HR manager jailed for exploiting payroll loophole to cheat employer of almost S$400,000

Source: TODAY
Article Date: 23 Dec 2020
Author: Louisa Tang

She got away with the crimes because the identities and wages of employees had to be redacted before they reached the finance department.

For about four years, assistant human resources manager Nurafizah Mohamed Shariff’s crimes went undetected. 

She submitted duplicate claims for other employees’ salaries and got her boss to sign the cheques, cheating her company of about S$387,000. 

This was before her colleagues stumbled on a discrepancy in the accounts.

Nurafizah, 47, was on Tuesday (Dec 22) jailed three years and one month after pleading guilty to three counts of cheating. Another charge was taken into consideration during sentencing.

She has since returned S$20,000 to the firm.

She committed the crimes from 2012 to 2015, when she was an assistant HR manager at Econ Precast, a supplier of precast concrete structures and a subsidiary of Koon Holdings, a publicly listed infrastructure and civil engineering company. Econ Precast went into liquidation in July after Koon Holdings stated that there were “operating challenges”. 

Part of Nurafizah’s job was to manage payroll matters for employees of Koon Holdings’ subsidiaries.

When employees resigned or had just been hired, they would receive their wages via a different process from the usual inter-bank Giro payments.
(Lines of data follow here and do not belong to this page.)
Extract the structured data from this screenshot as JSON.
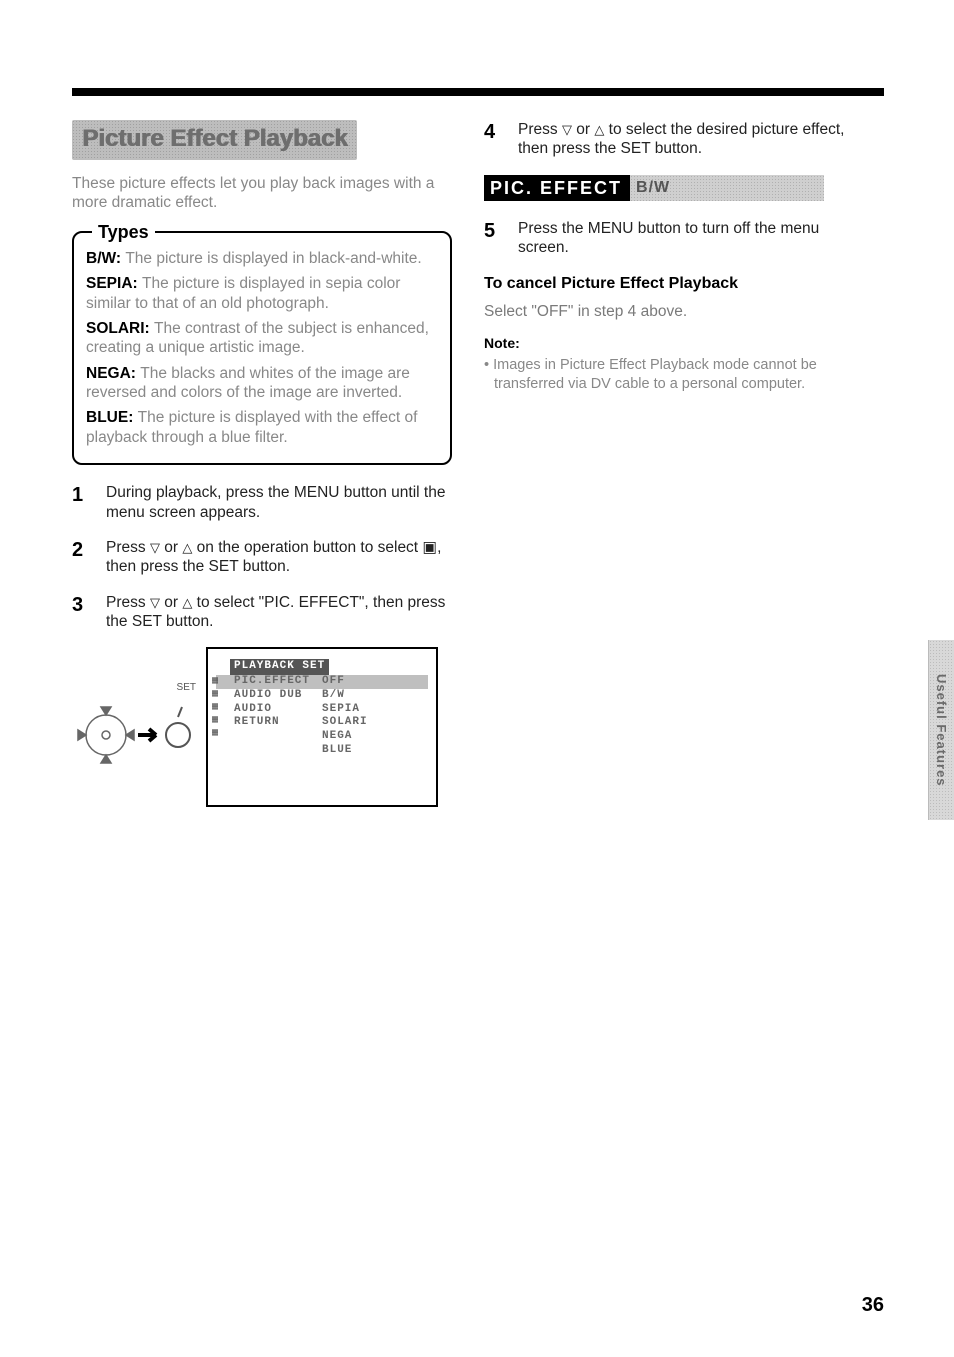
{
  "section_title": "Picture Effect Playback",
  "intro": "These picture effects let you play back images with a more dramatic effect.",
  "types_label": "Types",
  "types": [
    {
      "name": "B/W:",
      "desc": "The picture is displayed in black-and-white."
    },
    {
      "name": "SEPIA:",
      "desc": "The picture is displayed in sepia color similar to that of an old photograph."
    },
    {
      "name": "SOLARI:",
      "desc": "The contrast of the subject is enhanced, creating a unique artistic image."
    },
    {
      "name": "NEGA:",
      "desc": "The blacks and whites of the image are reversed and colors of the image are inverted."
    },
    {
      "name": "BLUE:",
      "desc": "The picture is displayed with the effect of playback through a blue filter."
    }
  ],
  "steps_left": [
    {
      "n": "1",
      "text": "During playback, press the MENU button until the menu screen appears."
    },
    {
      "n": "2",
      "text_a": "Press ",
      "text_b": " or ",
      "text_c": " on the operation button to select ▣, then press the SET button."
    },
    {
      "n": "3",
      "text_a": "Press ",
      "text_b": " or ",
      "text_c": " to select \"PIC. EFFECT\", then press the SET button."
    }
  ],
  "menu": {
    "title": "PLAYBACK SET",
    "rows": [
      {
        "left": "PIC.EFFECT",
        "right": "OFF",
        "hl": true
      },
      {
        "left": "AUDIO DUB",
        "right": "B/W"
      },
      {
        "left": "AUDIO",
        "right": "SEPIA"
      },
      {
        "left": "RETURN",
        "right": "SOLARI"
      },
      {
        "left": "",
        "right": "NEGA"
      },
      {
        "left": "",
        "right": "BLUE"
      }
    ]
  },
  "joystick_label": "SET",
  "steps_right": [
    {
      "n": "4",
      "text_a": "Press ",
      "text_b": " or ",
      "text_c": " to select the desired picture effect, then press the SET button."
    },
    {
      "n": "5",
      "text": "Press the MENU button to turn off the menu screen."
    }
  ],
  "banner": {
    "black": "PIC. EFFECT",
    "gray": "B/W"
  },
  "cancel_head": "To cancel Picture Effect Playback",
  "cancel_body": "Select \"OFF\" in step 4 above.",
  "note_head": "Note:",
  "note_body": "• Images in Picture Effect Playback mode cannot be transferred via DV cable to a personal computer.",
  "side_tab": "Useful Features",
  "page_number": "36",
  "glyphs": {
    "down": "▽",
    "up": "△"
  }
}
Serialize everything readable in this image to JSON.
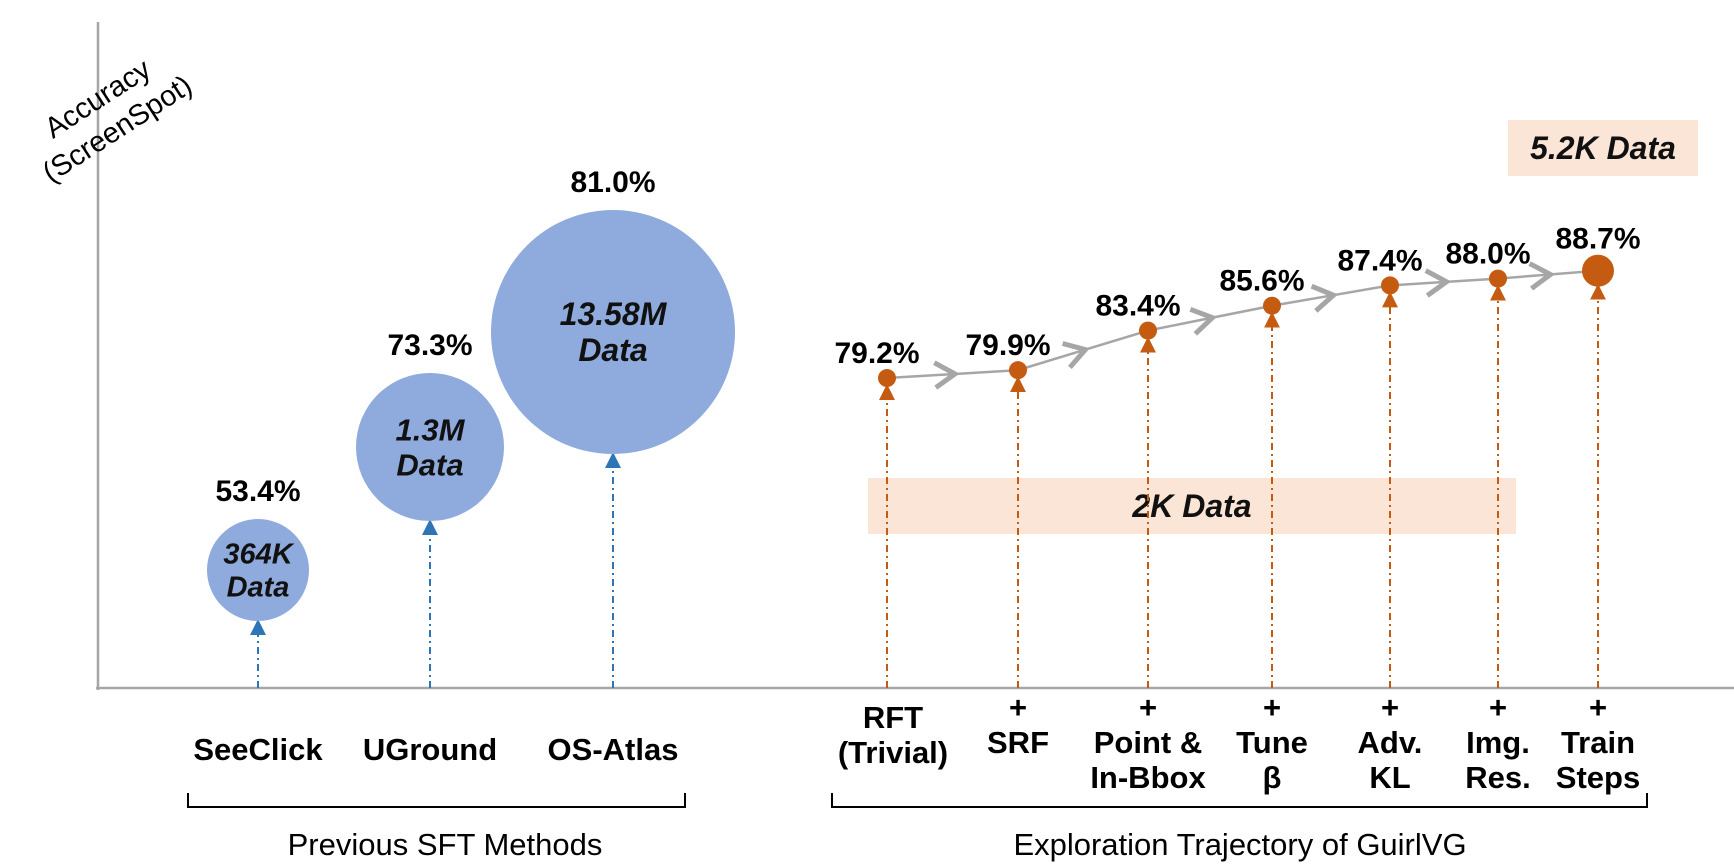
{
  "chart_data": {
    "type": "scatter",
    "ylabel": [
      "Accuracy",
      "(ScreenSpot)"
    ],
    "colors": {
      "sft_bubble": "#8FAADC",
      "trajectory_point": "#C55A11",
      "trajectory_line": "#A6A6A6",
      "band_fill": "#FBE5D6",
      "axis": "#A6A6A6",
      "sft_dash": "#2E75B6"
    },
    "sft": {
      "group_label": "Previous SFT Methods",
      "points": [
        {
          "name": "SeeClick",
          "accuracy": 53.4,
          "label": "53.4%",
          "data": [
            "364K",
            "Data"
          ]
        },
        {
          "name": "UGround",
          "accuracy": 73.3,
          "label": "73.3%",
          "data": [
            "1.3M",
            "Data"
          ]
        },
        {
          "name": "OS-Atlas",
          "accuracy": 81.0,
          "label": "81.0%",
          "data": [
            "13.58M",
            "Data"
          ]
        }
      ]
    },
    "trajectory": {
      "group_label": "Exploration Trajectory of GuirlVG",
      "points": [
        {
          "name": [
            "RFT",
            "(Trivial)"
          ],
          "accuracy": 79.2,
          "label": "79.2%"
        },
        {
          "name": [
            "+",
            "SRF"
          ],
          "accuracy": 79.9,
          "label": "79.9%"
        },
        {
          "name": [
            "+",
            "Point &",
            "In-Bbox"
          ],
          "accuracy": 83.4,
          "label": "83.4%"
        },
        {
          "name": [
            "+",
            "Tune",
            "β"
          ],
          "accuracy": 85.6,
          "label": "85.6%"
        },
        {
          "name": [
            "+",
            "Adv.",
            "KL"
          ],
          "accuracy": 87.4,
          "label": "87.4%"
        },
        {
          "name": [
            "+",
            "Img.",
            "Res."
          ],
          "accuracy": 88.0,
          "label": "88.0%"
        },
        {
          "name": [
            "+",
            "Train",
            "Steps"
          ],
          "accuracy": 88.7,
          "label": "88.7%"
        }
      ],
      "bands": [
        {
          "label": "2K  Data",
          "from_index": 0,
          "to_index": 5
        },
        {
          "label": "5.2K Data",
          "from_index": 5,
          "to_index": 6
        }
      ]
    }
  }
}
An HR executive will calculate the salary an employee should get, then submit it to Nurafizah with supporting documents. She would check on the accuracy of the figure.

Nurafizah would later hand the documents — including one listing the employees’ identities and salaries due — to the finance department, which would issue the cheques.
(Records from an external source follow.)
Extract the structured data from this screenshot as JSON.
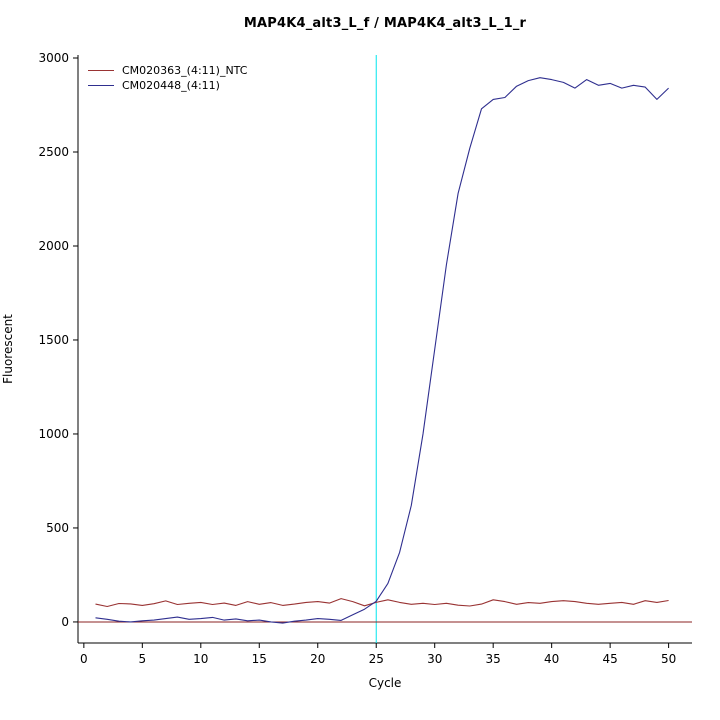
{
  "title": "MAP4K4_alt3_L_f / MAP4K4_alt3_L_1_r",
  "chart_data": {
    "type": "line",
    "title": "MAP4K4_alt3_L_f / MAP4K4_alt3_L_1_r",
    "xlabel": "Cycle",
    "ylabel": "Fluorescent",
    "xlim": [
      -0.5,
      52
    ],
    "ylim": [
      -112,
      3016
    ],
    "x_ticks": [
      0,
      5,
      10,
      15,
      20,
      25,
      30,
      35,
      40,
      45,
      50
    ],
    "y_ticks": [
      0,
      500,
      1000,
      1500,
      2000,
      2500,
      3000
    ],
    "grid": false,
    "legend_position": "top-left",
    "x": [
      1,
      2,
      3,
      4,
      5,
      6,
      7,
      8,
      9,
      10,
      11,
      12,
      13,
      14,
      15,
      16,
      17,
      18,
      19,
      20,
      21,
      22,
      23,
      24,
      25,
      26,
      27,
      28,
      29,
      30,
      31,
      32,
      33,
      34,
      35,
      36,
      37,
      38,
      39,
      40,
      41,
      42,
      43,
      44,
      45,
      46,
      47,
      48,
      49,
      50
    ],
    "series": [
      {
        "name": "CM020363_(4:11)_NTC",
        "color": "#993333",
        "values": [
          95,
          82,
          98,
          96,
          88,
          97,
          112,
          93,
          99,
          104,
          93,
          100,
          88,
          108,
          94,
          103,
          88,
          95,
          104,
          108,
          100,
          124,
          108,
          86,
          104,
          118,
          104,
          94,
          99,
          93,
          99,
          89,
          85,
          95,
          118,
          108,
          94,
          103,
          99,
          108,
          113,
          108,
          99,
          94,
          99,
          104,
          94,
          113,
          104,
          114
        ]
      },
      {
        "name": "CM020448_(4:11)",
        "color": "#2f2f8f",
        "values": [
          22,
          14,
          4,
          0,
          6,
          10,
          18,
          26,
          14,
          18,
          24,
          10,
          16,
          6,
          10,
          0,
          -6,
          4,
          10,
          18,
          14,
          8,
          38,
          68,
          110,
          205,
          370,
          620,
          1000,
          1450,
          1900,
          2280,
          2520,
          2730,
          2780,
          2790,
          2850,
          2880,
          2895,
          2885,
          2870,
          2840,
          2885,
          2855,
          2865,
          2840,
          2855,
          2845,
          2780,
          2840
        ]
      }
    ],
    "reference_lines": {
      "vertical_threshold_cycle": {
        "x": 25,
        "color": "#00e5ee"
      },
      "horizontal_baseline": {
        "y": 0,
        "color": "#8b2323"
      }
    },
    "axis_color": "#000000"
  }
}
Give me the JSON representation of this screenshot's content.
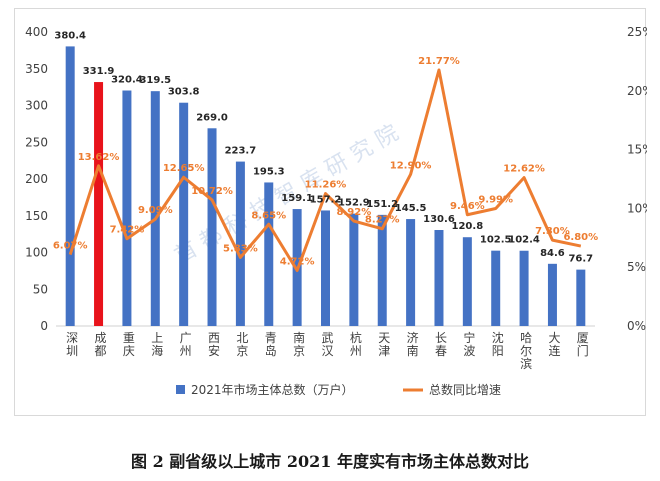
{
  "caption": "图 2  副省级以上城市 2021 年度实有市场主体总数对比",
  "watermark": "首 都 科 技 智 库 研 究 院",
  "colors": {
    "bar": "#4472c4",
    "bar_highlight": "#e8131b",
    "line": "#ed7d31",
    "pct_label": "#ed7d31",
    "axis_text": "#404040",
    "watermark": "#c9d7ea"
  },
  "chart_data": {
    "type": "bar",
    "categories": [
      "深圳",
      "成都",
      "重庆",
      "上海",
      "广州",
      "西安",
      "北京",
      "青岛",
      "南京",
      "武汉",
      "杭州",
      "天津",
      "济南",
      "长春",
      "宁波",
      "沈阳",
      "哈尔滨",
      "大连",
      "厦门"
    ],
    "highlight_index": 1,
    "series": [
      {
        "name": "2021年市场主体总数（万户）",
        "type": "bar",
        "axis": "left",
        "values": [
          380.4,
          331.9,
          320.4,
          319.5,
          303.8,
          269.0,
          223.7,
          195.3,
          159.1,
          157.2,
          152.9,
          151.2,
          145.5,
          130.6,
          120.8,
          102.5,
          102.4,
          84.6,
          76.7
        ],
        "labels": [
          "380.4",
          "331.9",
          "320.4",
          "319.5",
          "303.8",
          "269.0",
          "223.7",
          "195.3",
          "159.1",
          "157.2",
          "152.9",
          "151.2",
          "145.5",
          "130.6",
          "120.8",
          "102.5",
          "102.4",
          "84.6",
          "76.7"
        ]
      },
      {
        "name": "总数同比增速",
        "type": "line",
        "axis": "right",
        "values": [
          6.07,
          13.62,
          7.42,
          9.09,
          12.65,
          10.72,
          5.83,
          8.65,
          4.72,
          11.26,
          8.92,
          8.27,
          12.9,
          21.77,
          9.46,
          9.99,
          12.62,
          7.3,
          6.8
        ],
        "labels": [
          "6.07%",
          "13.62%",
          "7.42%",
          "9.09%",
          "12.65%",
          "10.72%",
          "5.83%",
          "8.65%",
          "4.72%",
          "11.26%",
          "8.92%",
          "8.27%",
          "12.90%",
          "21.77%",
          "9.46%",
          "9.99%",
          "12.62%",
          "7.30%",
          "6.80%"
        ]
      }
    ],
    "y_left": {
      "min": 0,
      "max": 400,
      "ticks": [
        "0",
        "50",
        "100",
        "150",
        "200",
        "250",
        "300",
        "350",
        "400"
      ]
    },
    "y_right": {
      "min": 0,
      "max": 25,
      "ticks": [
        "0%",
        "5%",
        "10%",
        "15%",
        "20%",
        "25%"
      ]
    },
    "grid": false,
    "legend_position": "bottom"
  }
}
Since only employees in the HR department were allowed to know the salaries of employees, Nurafizah redacted the employees’ identities and salaries before handing over the documents.
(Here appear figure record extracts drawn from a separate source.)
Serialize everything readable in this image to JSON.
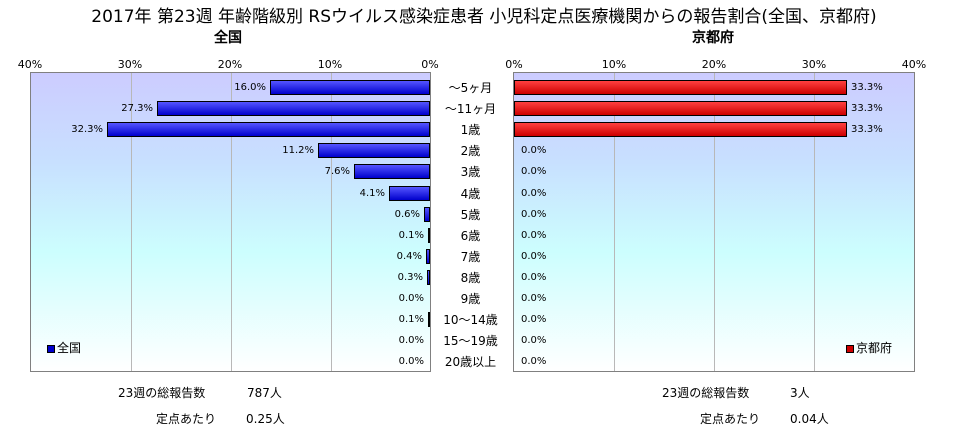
{
  "title": "2017年 第23週 年齢階級別 RSウイルス感染症患者 小児科定点医療機関からの報告割合(全国、京都府)",
  "chart_data": [
    {
      "type": "bar",
      "orientation": "horizontal",
      "title": "全国",
      "direction": "right-to-left",
      "xlim": [
        0,
        40
      ],
      "ticks": [
        "40%",
        "30%",
        "20%",
        "10%",
        "0%"
      ],
      "categories": [
        "～5ヶ月",
        "～11ヶ月",
        "1歳",
        "2歳",
        "3歳",
        "4歳",
        "5歳",
        "6歳",
        "7歳",
        "8歳",
        "9歳",
        "10～14歳",
        "15～19歳",
        "20歳以上"
      ],
      "series": [
        {
          "name": "全国",
          "color": "#0000cc",
          "values": [
            16.0,
            27.3,
            32.3,
            11.2,
            7.6,
            4.1,
            0.6,
            0.1,
            0.4,
            0.3,
            0.0,
            0.1,
            0.0,
            0.0
          ],
          "labels": [
            "16.0%",
            "27.3%",
            "32.3%",
            "11.2%",
            "7.6%",
            "4.1%",
            "0.6%",
            "0.1%",
            "0.4%",
            "0.3%",
            "0.0%",
            "0.1%",
            "0.0%",
            "0.0%"
          ]
        }
      ],
      "legend": "bottom-left",
      "grid": true
    },
    {
      "type": "bar",
      "orientation": "horizontal",
      "title": "京都府",
      "direction": "left-to-right",
      "xlim": [
        0,
        40
      ],
      "ticks": [
        "0%",
        "10%",
        "20%",
        "30%",
        "40%"
      ],
      "categories": [
        "～5ヶ月",
        "～11ヶ月",
        "1歳",
        "2歳",
        "3歳",
        "4歳",
        "5歳",
        "6歳",
        "7歳",
        "8歳",
        "9歳",
        "10～14歳",
        "15～19歳",
        "20歳以上"
      ],
      "series": [
        {
          "name": "京都府",
          "color": "#cc0000",
          "values": [
            33.3,
            33.3,
            33.3,
            0.0,
            0.0,
            0.0,
            0.0,
            0.0,
            0.0,
            0.0,
            0.0,
            0.0,
            0.0,
            0.0
          ],
          "labels": [
            "33.3%",
            "33.3%",
            "33.3%",
            "0.0%",
            "0.0%",
            "0.0%",
            "0.0%",
            "0.0%",
            "0.0%",
            "0.0%",
            "0.0%",
            "0.0%",
            "0.0%",
            "0.0%"
          ]
        }
      ],
      "legend": "bottom-right",
      "grid": true
    }
  ],
  "footer": {
    "national": {
      "total_label": "23週の総報告数",
      "total_value": "787人",
      "per_label": "定点あたり",
      "per_value": "0.25人"
    },
    "kyoto": {
      "total_label": "23週の総報告数",
      "total_value": "3人",
      "per_label": "定点あたり",
      "per_value": "0.04人"
    }
  }
}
After the finance department issued the cheques, she took them to her boss, a group HR manager, for signing.

The records would then be updated to show that the employees’ salaries had been settled.

Their names, however, remained in the payroll system, because the system would not be updated until the next month.


Around April 2012, Nurafizah realised that she could exploit a loophole to make false, duplicate claims for her own benefit.

She would submit an extra redacted copy of the document listing employees’ identities and salaries to the finance department. Occasionally, she mixed these duplicate claims with genuine ones.

After getting the cheques signed, Nurafizah pocketed the extra cash.

She would also amend a report with information on the HR department’s salary claims for a certain month. She included the duplicate claims to ensure that there were no discrepancies between the report and what the finance department issued.

She avoided detection for about four years until staff members from the finance and HR departments were discussing an unrelated project involving wage allocation in late December 2015.

Deputy Public Prosecutor (DPP) Benedict Teong said that this led to the fortuitous discovery of a discrepancy of S$1,971 between figures provided by the finance and HR departments.

This was because Nurafizah was on leave and could not amend the report to include a duplicate claim. 


DPP Teong sought three years and three months’ jail, saying that Nurafizah had devised a method that was difficult to detect and showed an “egregious” abuse of trust.

In mitigation, her lawyer Sujesh Anandan said that she was remorseful, as shown by the reimbursement she made. 

The prosecutor argued that it was only 5 per cent of the sum that she cheated, but Mr Anandan said that it was all she could afford because of her background and circumstances.

She committed the crimes not out of greed but “desperation and fear of not being able to support her family”, Mr Anandan added. 

Right now, she works as a driver with ride-hailing firm Grab to support her parents as well as her youngest brother’s wife and children.

Mr Anandan said that she was also charged almost five years after her crimes came to light. This has taken an emotional and physical toll on her and her family, he added.

During sentencing, District Judge A Sangeetha said that Nurafizah planned her crimes for a “protracted duration” and for personal gain.

However, the judge found that she was remorseful as she had cooperated with the authorities for five years and pleaded guilty at the earliest opportunity.

She will begin serving her jail sentence on Jan 5 next year.

For each cheating charge, Nurafizah could have been jailed up to 10 years and fined.

TODAY has asked Koon Holdings for comment.